The heap dumps that we get on out of memory errors are showing more than 6 Gb of the heap taken by threads (between 200 and 300) holding many instances of org.apache.cassandra.io.sstable.IndexHelper$IndexInfo containing 2 HeapByteBuffer containing 84 bytes of data.

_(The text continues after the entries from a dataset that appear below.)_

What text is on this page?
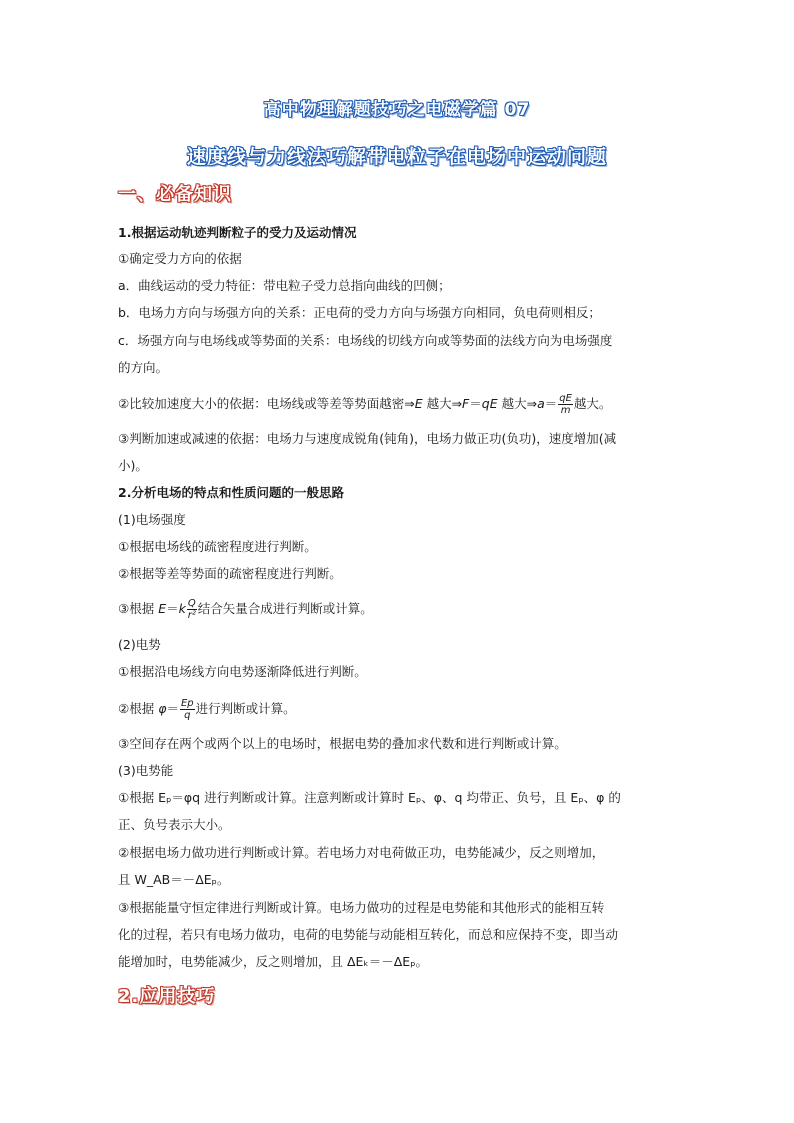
高中物理解题技巧之电磁学篇 07
速度线与力线法巧解带电粒子在电场中运动问题
一、必备知识
1.根据运动轨迹判断粒子的受力及运动情况
①确定受力方向的依据
a．曲线运动的受力特征：带电粒子受力总指向曲线的凹侧；
b．电场力方向与场强方向的关系：正电荷的受力方向与场强方向相同，负电荷则相反；
c．场强方向与电场线或等势面的关系：电场线的切线方向或等势面的法线方向为电场强度
的方向。
②比较加速度大小的依据：电场线或等差等势面越密⇒E 越大⇒F＝qE 越大⇒a＝ $\frac{qE}{m}$ 越大。
③判断加速或减速的依据：电场力与速度成锐角(钝角)，电场力做正功(负功)，速度增加(减
小)。
2.分析电场的特点和性质问题的一般思路
(1)电场强度
①根据电场线的疏密程度进行判断。
②根据等差等势面的疏密程度进行判断。
③根据 $E=k \frac{Q}{\text{r²}}$ 结合矢量合成进行判断或计算。
(2)电势
①根据沿电场线方向电势逐渐降低进行判断。
②根据 $\varphi= \frac{Ep}{q}$ 进行判断或计算。
③空间存在两个或两个以上的电场时，根据电势的叠加求代数和进行判断或计算。
(3)电势能
①根据 Eₚ＝φq 进行判断或计算。注意判断或计算时 Eₚ、φ、q 均带正、负号，且 Eₚ、φ 的
正、负号表示大小。
②根据电场力做功进行判断或计算。若电场力对电荷做正功，电势能减少，反之则增加，
且 W_AB＝－ΔEₚ。
③根据能量守恒定律进行判断或计算。电场力做功的过程是电势能和其他形式的能相互转
化的过程，若只有电场力做功，电荷的电势能与动能相互转化，而总和应保持不变，即当动
能增加时，电势能减少，反之则增加，且 ΔEₖ＝－ΔEₚ。
2.应用技巧
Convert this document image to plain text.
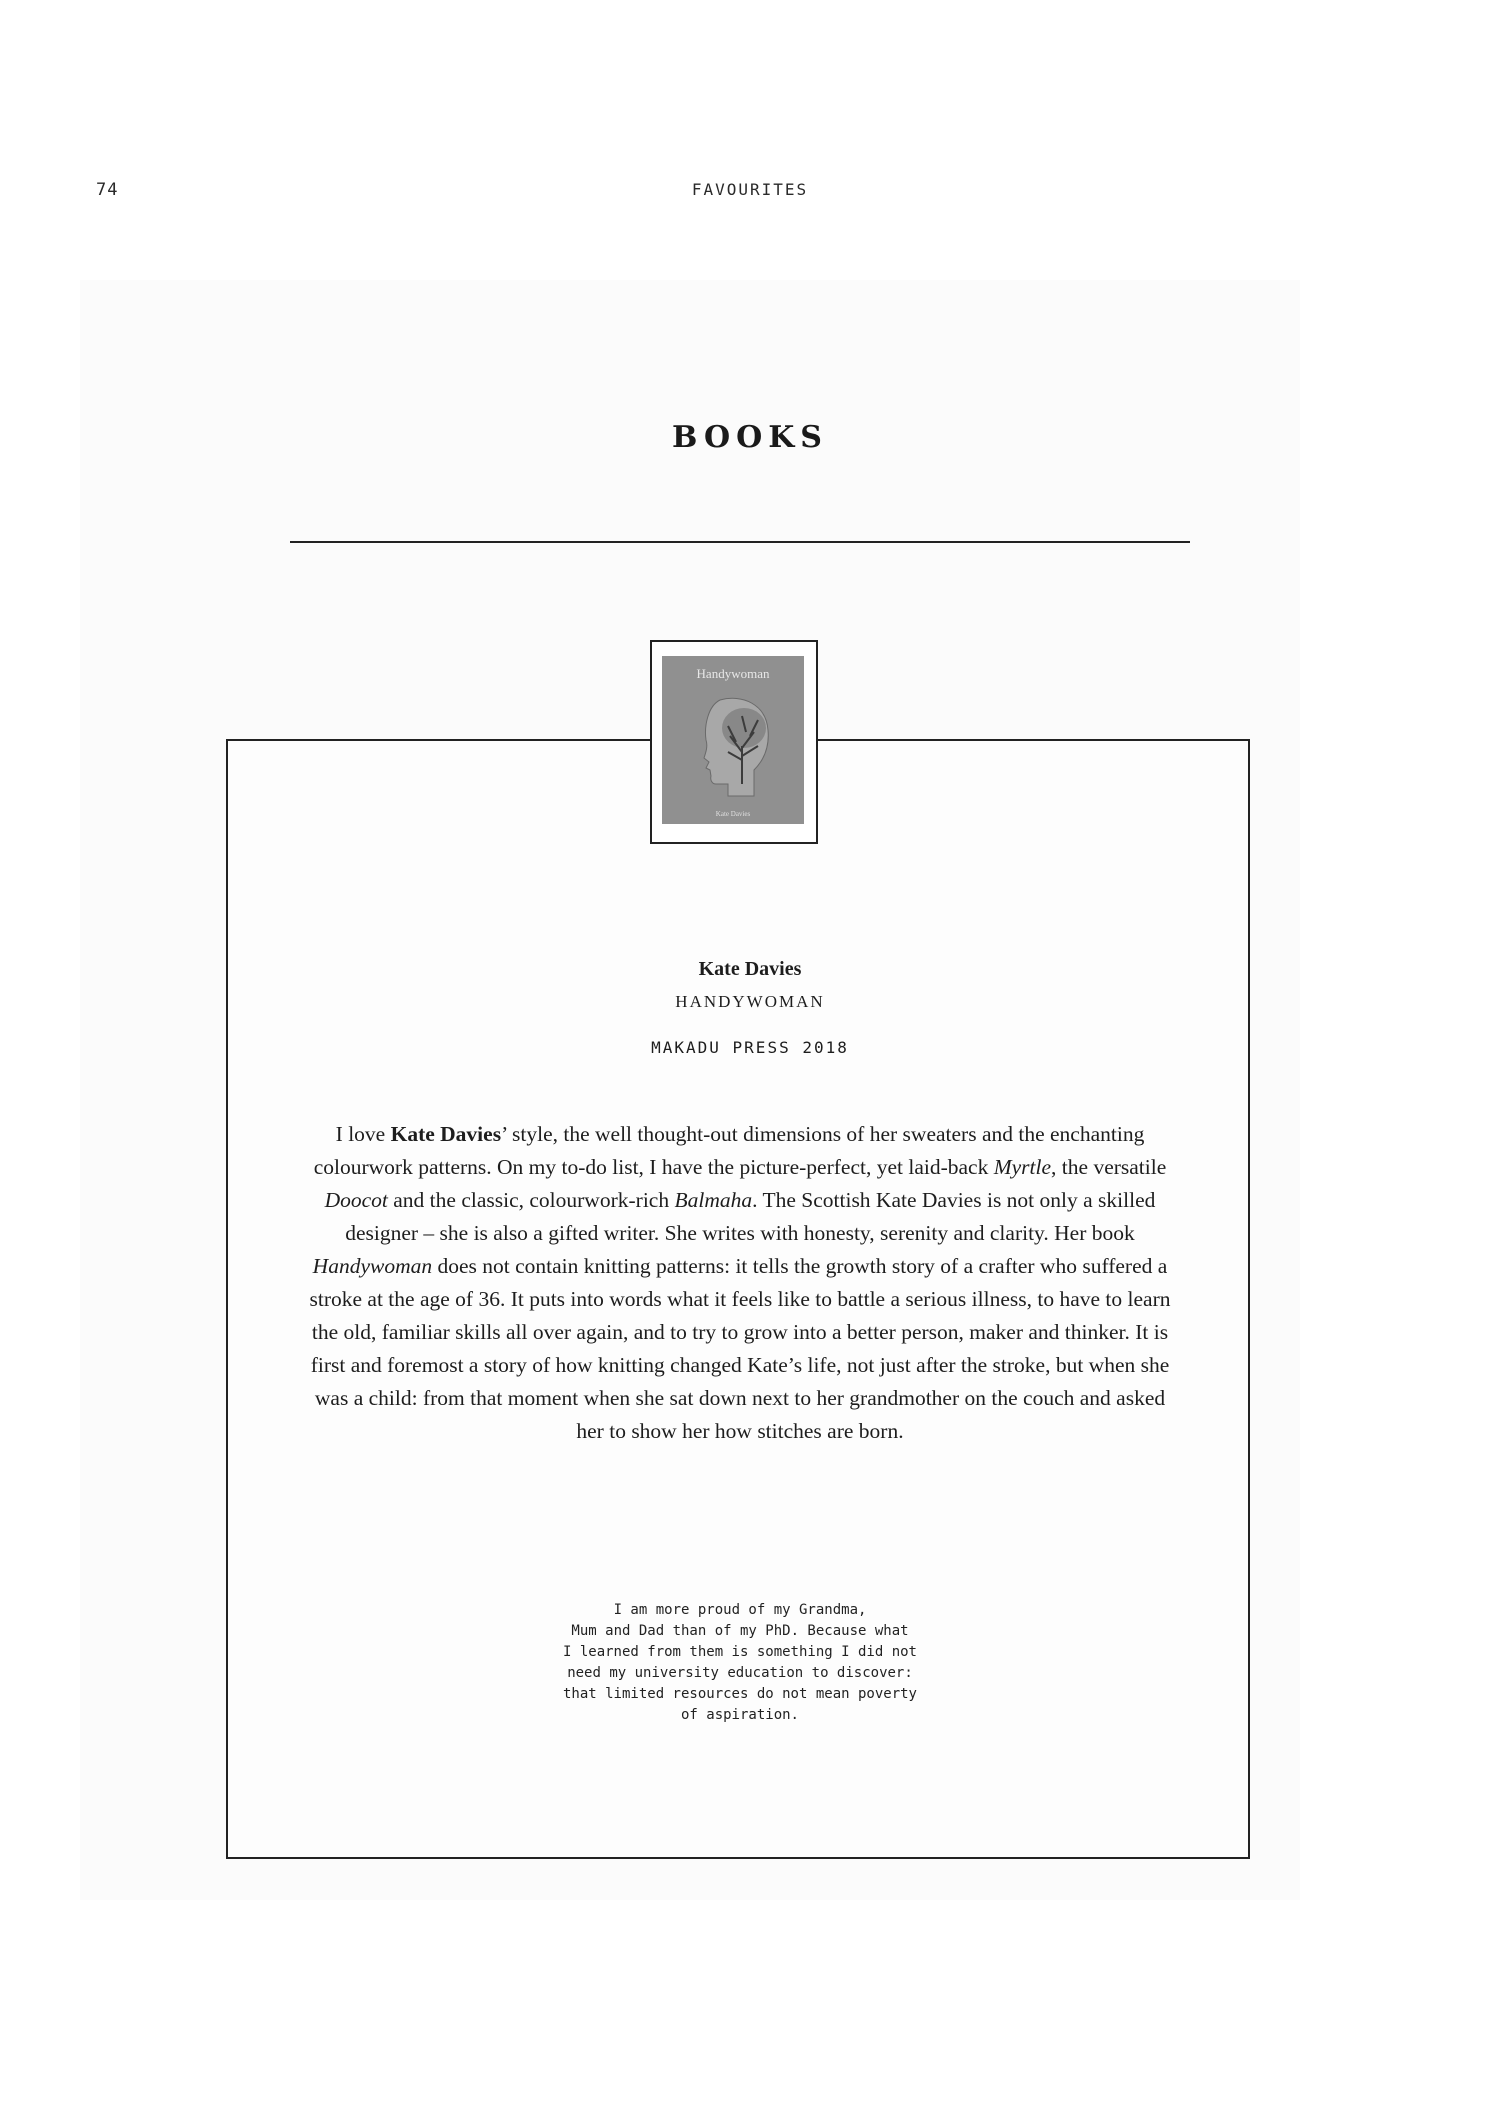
74	FAVOURITES
BOOKS
Handywoman
Kate Davies
Kate Davies
HANDYWOMAN
MAKADU PRESS 2018
I love Kate Davies’ style, the well thought-out dimensions of her sweaters and the enchanting colourwork patterns. On my to-do list, I have the picture-perfect, yet laid-back Myrtle, the versatile Doocot and the classic, colourwork-rich Balmaha. The Scottish Kate Davies is not only a skilled designer – she is also a gifted writer. She writes with honesty, serenity and clarity. Her book Handywoman does not contain knitting patterns: it tells the growth story of a crafter who suffered a stroke at the age of 36. It puts into words what it feels like to battle a serious illness, to have to learn the old, familiar skills all over again, and to try to grow into a better person, maker and thinker. It is first and foremost a story of how knitting changed Kate’s life, not just after the stroke, but when she was a child: from that moment when she sat down next to her grandmother on the couch and asked her to show her how stitches are born.
I am more proud of my Grandma,
Mum and Dad than of my PhD. Because what
I learned from them is something I did not
need my university education to discover:
that limited resources do not mean poverty
of aspiration.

Cassandra system.log shows errors like this:

ERROR [Thread-388] 2015-05-18 12:11:10,147 CassandraDaemon.java (line 199) Exception in thread Thread[Thread-388,5,main]
java.lang.OutOfMemoryError: Java heap space
ERROR [ReadStage:321] 2015-05-18 12:11:10,147 CassandraDaemon.java (line 199) Exception in thread Thread[ReadStage:321,5,main]
java.lang.OutOfMemoryError: Java heap space
    at java.nio.HeapByteBuffer.<init>(HeapByteBuffer.java:57)
    at java.nio.ByteBuffer.allocate(ByteBuffer.java:331)
    at org.apache.cassandra.io.util.MappedFileDataInput.readBytes(MappedFileDataInput.java:146)
    at org.apache.cassandra.utils.ByteBufferUtil.read(ByteBufferUtil.java:392)
    at org.apache.cassandra.utils.ByteBufferUtil.readWithShortLength(ByteBufferUtil.java:371)
    at org.apache.cassandra.io.sstable.IndexHelper$IndexInfo.deserialize(IndexHelper.java:187)
    at org.apache.cassandra.db.RowIndexEntry$Serializer.deserialize(RowIndexEntry.java:122)
    at org.apache.cassandra.io.sstable.SSTableReader.getPosition(SSTableReader.java:970)
    at org.apache.cassandra.io.sstable.SSTableReader.getPosition(SSTableReader.java:871)
    at org.apache.cassandra.db.columniterator.SSTableSliceIterator.<init>(SSTableSliceIterator.java:41)
    at org.apache.cassandra.db.filter.SliceQueryFilter.getSSTableColumnIterator(SliceQueryFilter.java:167)
    at org.apache.cassandra.db.filter.QueryFilter.getSSTableColumnIterator(QueryFilter.java:62)
    at org.apache.cassandra.db.CollationController.collectAllData(CollationController.java:250)
    at org.apache.cassandra.db.CollationController.getTopLevelColumns(CollationController.java:53)
    at org.apache.cassandra.db.ColumnFamilyStore.getTopLevelColumns(ColumnFamilyStore.java:1547)
    at org.apache.cassandra.db.ColumnFamilyStore.getColumnFamily(ColumnFamilyStore.java:1376)
    at org.apache.cassandra.db.Keyspace.getRow(Keyspace.java:327)
    at org.apache.cassandra.db.SliceFromReadCommand.getRow(SliceFromReadCommand.java:65)
    at org.apache.cassandra.db.ReadVerbHandler.doVerb(ReadVerbHandler.java:47)
    at org.apache.cassandra.net.MessageDeliveryTask.run(MessageDeliveryTask.java:60)
    at java.util.concurrent.ThreadPoolExecutor.runWorker(ThreadPoolExecutor.java:1145)
    at java.util.concurrent.ThreadPoolExecutor$Worker.run(ThreadPoolExecutor.java:615)
    at java.lang.Thread.run(Thread.java:724)
1

1 Answers

3
votes

You are using "IN" query for multiple partitions, since scalability is the part of the partition key. This causes cassandra to coordinate the query across multiple nodes. For more details, see, for example, this.

The solution would be to run a separate query for every value in scalability and then merge the result manually or not make it part of the partition key, ie. PRIMARY KEY ((fieldname, fieldvalue), scalability, timestamptdr) if possible.